The band started as a black metal project, but that genre connection is far more tangential these days—though, it’s still strikingly prominent in their promotional photos and occasional video interviews where they’re dressed head to toe like they’re ready to cut a music video in the deep Norwegian woods rather than anywhere near their Miami, Florida hometown. Instead, the dominant sound on the album is a near perfect encapsulation of tribute and genuine inspiration born from modern death/doom metal heroes like Evoken and Hooded Menace. However, the breadth of elements brought in elevates the album above limitations rather than keeping it like a log trapped in swampy muck.

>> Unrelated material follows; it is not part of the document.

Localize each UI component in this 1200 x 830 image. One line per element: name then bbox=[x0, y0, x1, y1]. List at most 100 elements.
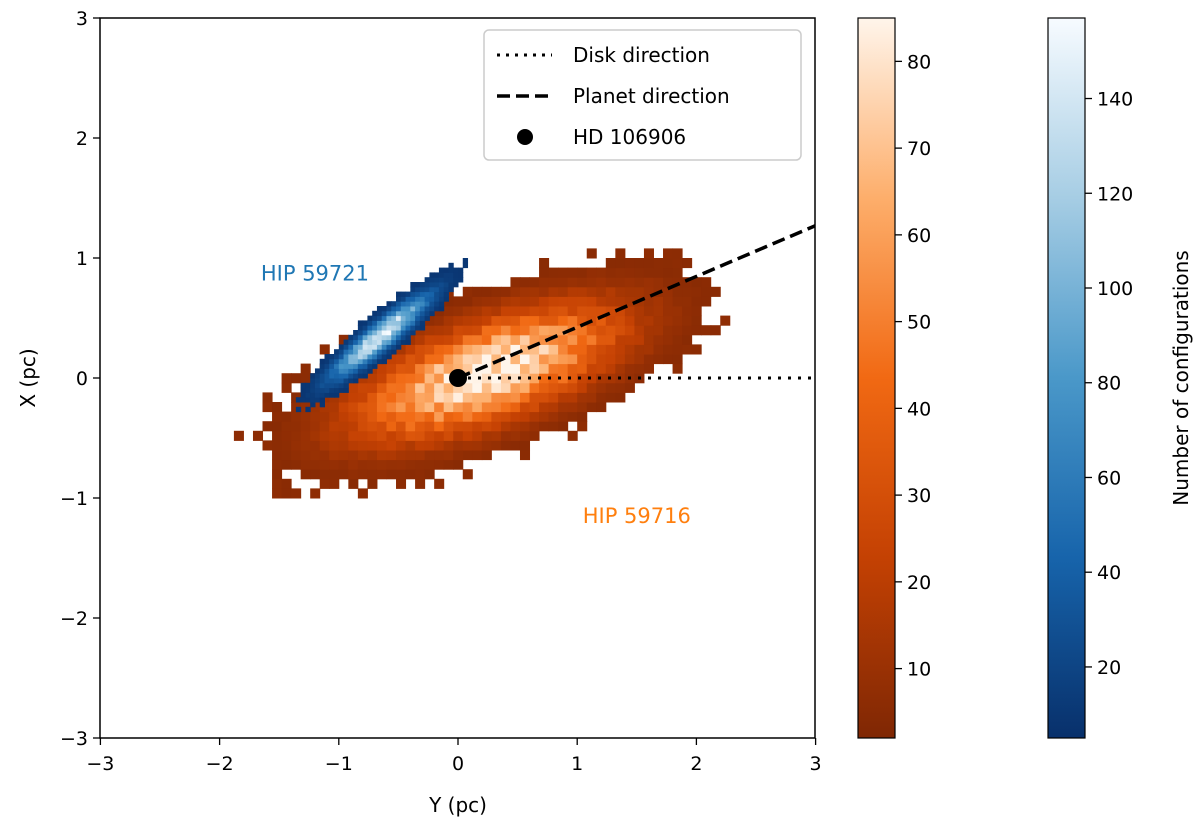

It reaches a perfect balance of ethereal and haunted keys along with punctuations of lead guitar work laced over the crushing riffs adding just the right amount of melodic melancholy. Occasional guitar solos feel torn right from classic 80’s metal guitar gods but never feel out of place with the song’s structure. Beyond the clear influential bands mentioned before, some sections surprise such as the early My Dying Bride-like riff that pops up midway on “Cloaked in Nightwinds,” the opening of “Centuries of Ooze” feeling right at home on a classic Cradle of Filth album, and “Empire of the Necromancers” at a certain point goes barreling at a speed beyond any doom metal right back to late 90’s Scandinavian melodic black metal. All those elements combined offer a supremely brilliant album worthy of its place alongside today’s heavy hitting contemporaries and yesteryear’s legends.

Tom Campagna
MastodonHushed and Grim
October 29th, 2021

Mastodon are back with their 8th proper album and the very first double album of their well-documented career. Hushed and Grim serves as the band’s farewell letter to late manager Nick John, whom the band thought of as one of their own. There is a lot of new material here, clocking in at nearly 90 minutes in total, so where to even begin? Much like their last album Emperor of Sand, there are plenty of odes to their old selves on “The Crux” and “Savage Lands,” Crack The Skye sections from “The Beast,” and a lot of their current sound with a touch of Baroness’ more rock forward-ness at times especially on “Peace and Tranquility”.
Closer “Gigantium” is a slow burn and a beautiful ode to their old friend, assuring that their Led Zeppelin-loving compatriot gets a proper send off to the great beyond. Go big or go home as it were, and Mastodon definitely went for it. If you already love Mastodon, then this will likely strike a chord, but if you don’t have the time for it, Hushed and Grim might be a bit too much to take in for casual listeners.